Артык испытывал гордость за Айну. Айна радовалась веселому виду Артыка. Сомнения, подозрения отлетели, как пух одуванчика. Разговаривая глазами, они давали друг другу слово.

— Девушки, — вдруг услышал Артык голос Ашира, — а ведь кое-кому придется ехать на тыловые работы!

— О чем тебе горевать в твои двадцать лет? — отозвалась русоголовая гелин.

— Ну, конечно, о вас!

— Нас не возьмут, можешь не беспокоиться!

Артык пошутил:

— Если бы Аширу пришлось ехать с вами, он уж, конечно, не горевал бы. Но...

— Что — но?

— Я думаю, что опечалятся девушки и гелин, когда останутся без любимых.

Русоголовая хотела сказать: «О себе печалься! Вы уедете — другие найдутся!» Но какая-то тревога, поднявшаяся из сокровенного уголка души, не позволила ей шутить. Эта тревога мелькнула и на побледневшем лице Айны.

Глава двадцать четвёртая

Ковер, который Айна закончила три дня тому назад, был разостлан у очага, против двери. Мама выспалась и теперь, поджав под себя ноги, сидела на нем и пила чай.

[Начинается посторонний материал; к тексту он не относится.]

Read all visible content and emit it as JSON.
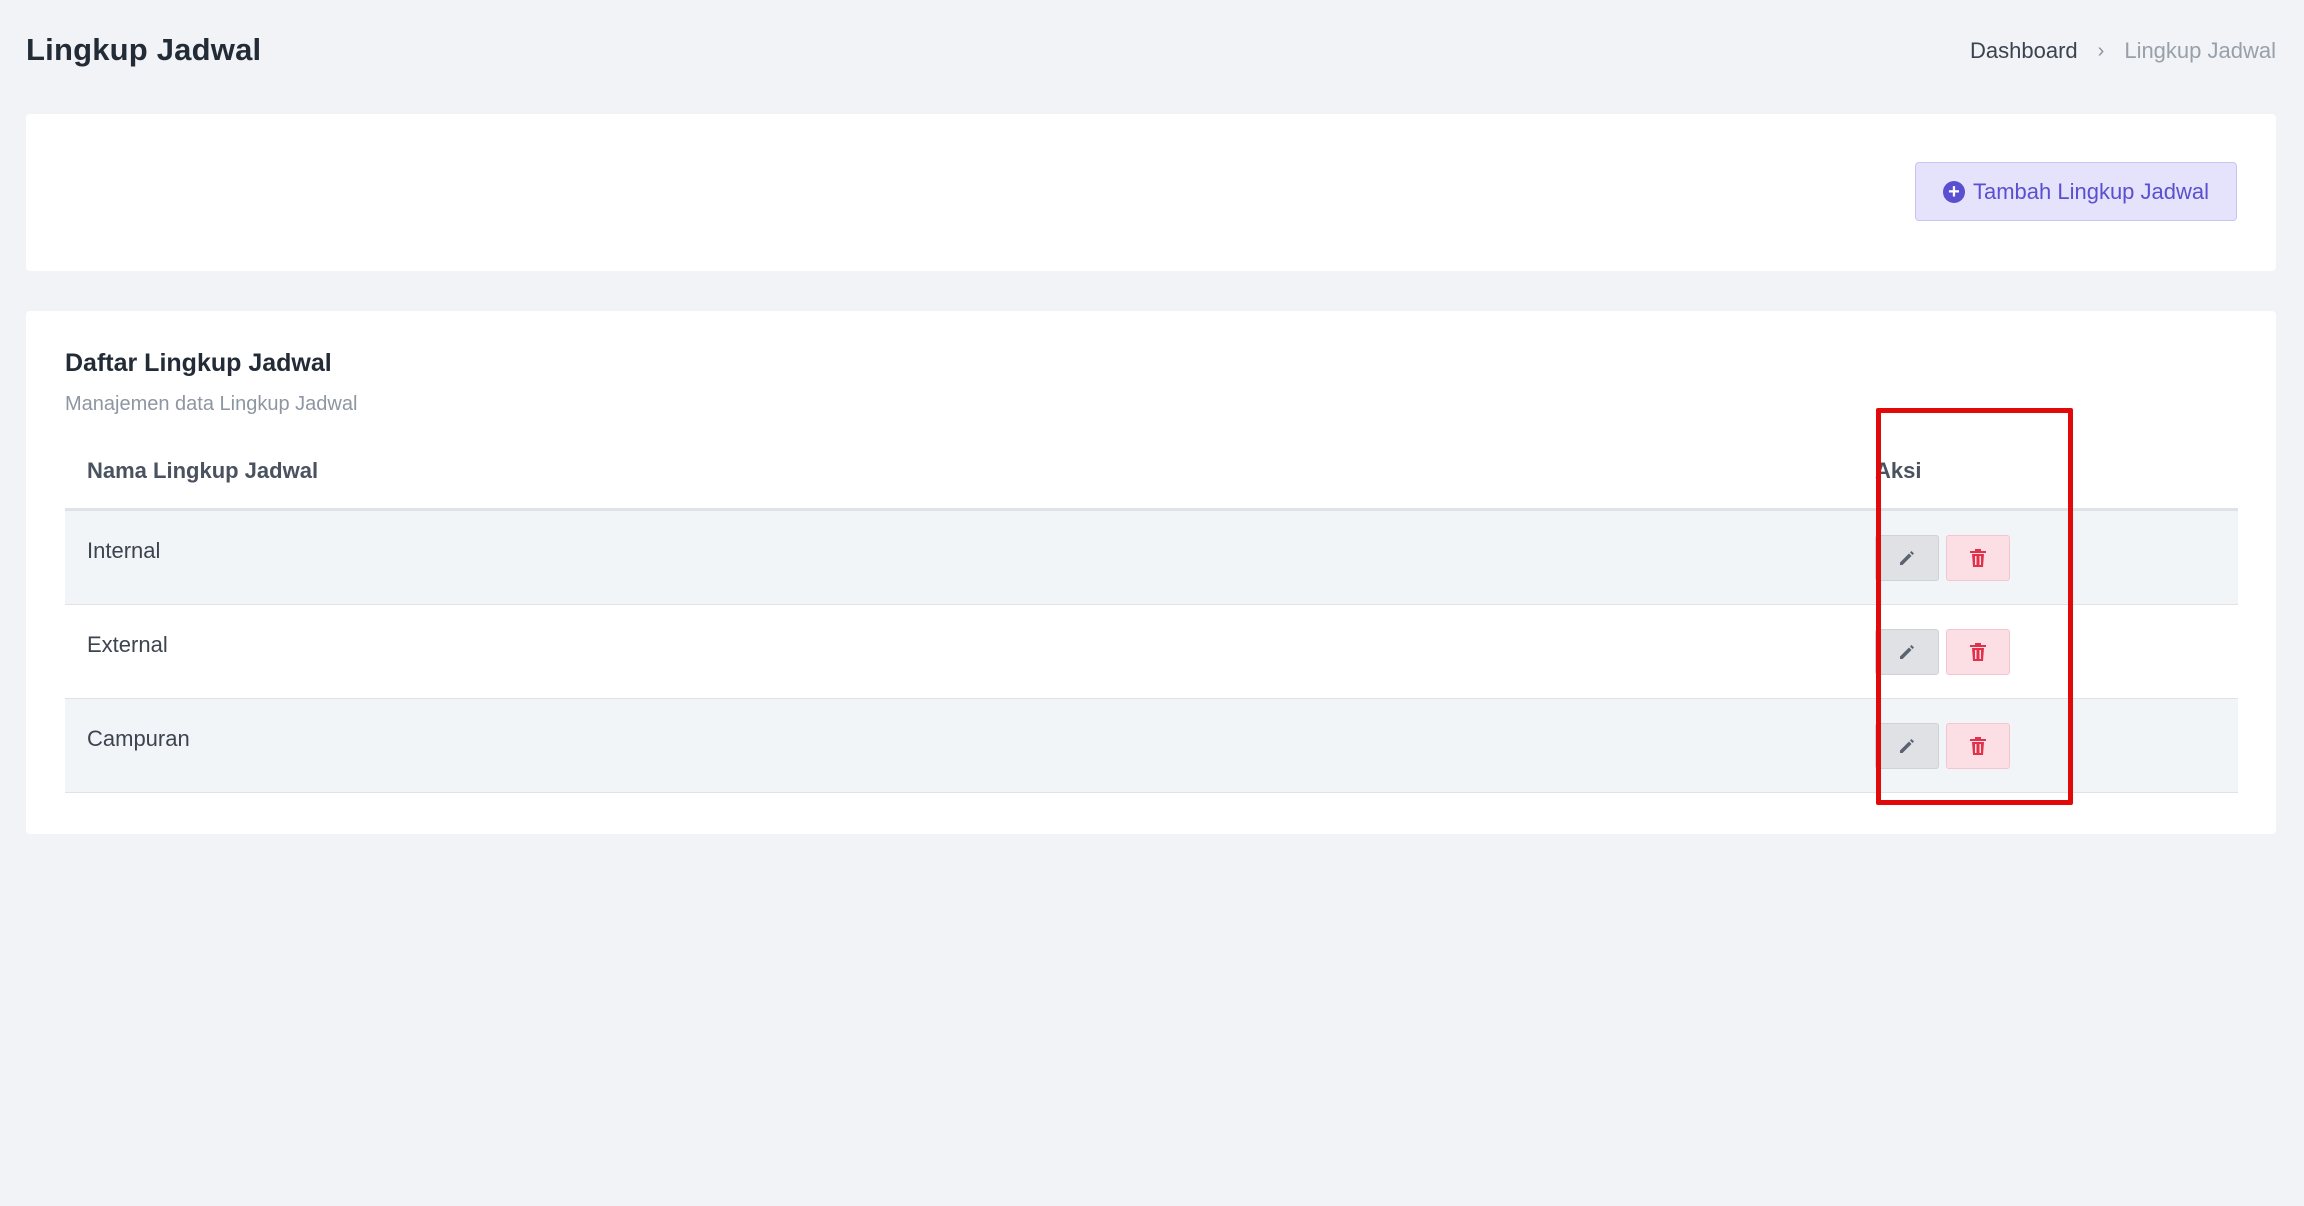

Опорожнив один чайник, она принялась за другой. Из-под ее тяжелой шапки градом струился пот, стекал по пухлым щекам на губы, на подбородок. Чай разморил ее. Концом головного платка Мама вытерла потное лицо, потом взяла обеими руками подол платья и помахала им; приподняв пальцем шапку, почесала голову, но этого показалось ей мало. Она сняла шапку, — на лбу, у края волос, ясно обозначился красный рубец.

Расшивая воротник халата, Айна украдкой наблюдала за мачехой. Видя, что она пришла в благодушное настроение, Айна решила поговорить с ней.

— Мама! — тихо заговорила она.

Мачеха, придержав пиалу, которую она вертела в руках, чтобы остудить чай, подняла глаза на Айну. Та сидела потупившись. Сделав подряд несколько глотков, Мама отозвалась равнодушным голосом:

— Что, дочка?

Айна невесело улыбнулась и с трудом проговорила:

— Мама, вы... сватаете меня?

Вопрос Айны, казалось, не произвел никакого впечатления: Мама вытянула левую ногу и стала звучно глотать чай. Но вдруг она отставила пиалу и с удивлением вытаращила на Айну глаза:

— Разве пристало девушке задавать такие вопросы? Ты зачем это спросила?

— Ай, так себе... Мне показалось...

— Это тебя не должно касаться.

— Конечно, мама... Но только...

— Эй, девчонка, не стыдно тебе? Как можно не доверять матери!

Сердце Айны было истерзано. Ей хотелось резко ответить, но она знала, что только лестью можно от нее чего-нибудь добиться.

— Да нет, мама, ты не так меня поняла. Я ведь знаю, что ты вырастила меня и не сделаешь мне худого.

Мама сразу смягчилась и стала хвастаться:

— Ой, и не говори! Чего только я не перенесла, пока ты поднялась. Сколько я потрудилась!

— Я тебе благодарна, мама.

— Да, как бы там ни было, я думаю, что настало время и мне отдохнуть.

Слово «отдохнуть» имело для обеих разный смысл. «Я потрудилась, но теперь приду к изобилию», — мечтала Мама. «Мачеха хочет обменять меня на богатство, чтобы больше есть и спать», — думала Айна. И она голосом, в котором прозвучала мольба и тоска, воскликнула:

— Мама!

Удивленная мачеха медленно повернула голову:

— Э... э... девчонка... Что это сегодня с тобой?

— Не продавайте меня!

— Фу, глупая! Что ж, ты век будешь оставаться незамужней?.. А, да провались ты! — вдруг рассердилась Мама. — Не наследницей же тебе быть!

Айна с трудом проглотила слюну:

— Но ведь он — вдовец, с ребенком!

— Ах ты, дрянь девчонка! Что ж из того, что вдовец? Он — почти ровесник тебе, и кибитка у него — всем на зависть, как город!

Айна заморгала влажными глазами:

— Не надо мне кибитки, ничего не надо!

— Пошла вон, чтоб тебе отрезали голову! Нечего сказать, нашла разговор. Разве у твоего отца не было ребенка, когда я выходила за него? Разве я когда-нибудь тяготилась тобой? А ты еще плачешь, когда тебя выдают за хорошего человека. Не ценит добра, чтоб ей отрезали голову!.. Ну и плачь! Поди колючками глаза утри!